Irene Basili, CEO of Shearwater, comments on the first quarter results:
“As expected, marine acquisition activity remained muted in the quarter, mainly due to a slow contract market. We continued to benefit from our disciplined multi-client build-up, with another quarter of strong revenue and profit contribution. While segment revenue variability is expected to continue in 2026, our multi-client model has proven to be a strategic enabler, supporting backlog, utilisation and a broader revenue base as we build a profitable, cash-generative data library.
We also continue to strengthen our ocean bottom seismic position, led by the Pearl node platform. As part of a continuous string of projects over more than 24 months, SW Tasman recently completed its second solo project as a combined node deployment and source vessel, demonstrating a unique solution that enhances project economics by removing the need for a standalone source vessel.
While current market activity remains low, the long-term fundamentals for marine seismic are strengthening, driven by renewed focus on reserve replacement and energy security in a shifting geopolitical environment. We see early signs of this translating into opportunities in key geographic markets, reflected in our tendering pipeline. Against this backdrop, we are increasingly optimistic on activity levels from clients picking up, although we are cautious in terms of when this cascades into our market. Early signs indicate a step up in activity toward the end of the year, while we are navigating soft near-term market conditions.
This is reflected in measures taken to ensure resilience through the cycle by aligning the organisation, cost base and operations to current activity levels. In April, we announced the sale of SW Baret, which strengthens our balance sheet and optimise the fleet. We continue to evaluate selective divestments to reduce leverage and consolidate global streamer supply, while preserving strategic optionality in the asset base.
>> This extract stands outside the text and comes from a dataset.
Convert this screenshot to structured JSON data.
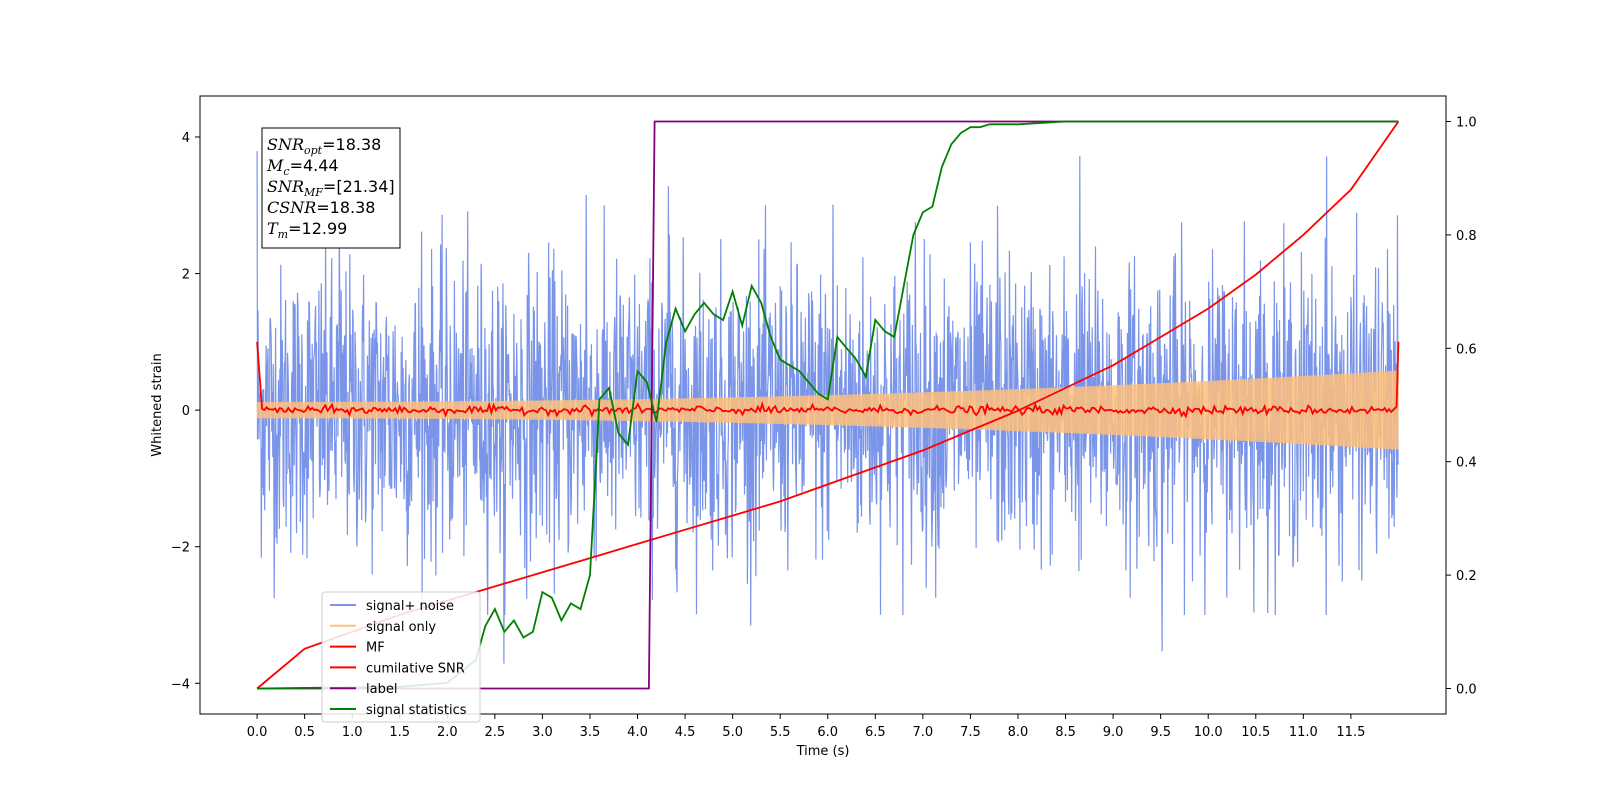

In parallel, we have taken steps to strengthen financial flexibility and strategic optionality through the proposed debt amendments, supported by our relationship banks and RASMUSSENGRUPPEN.
Through the ongoing measures to strengthen the balance sheet, reduce cost and realise structural efficiencies, combined with continued expansion of the multi-client portfolio, we are positioning Shearwater for long-term value creation.”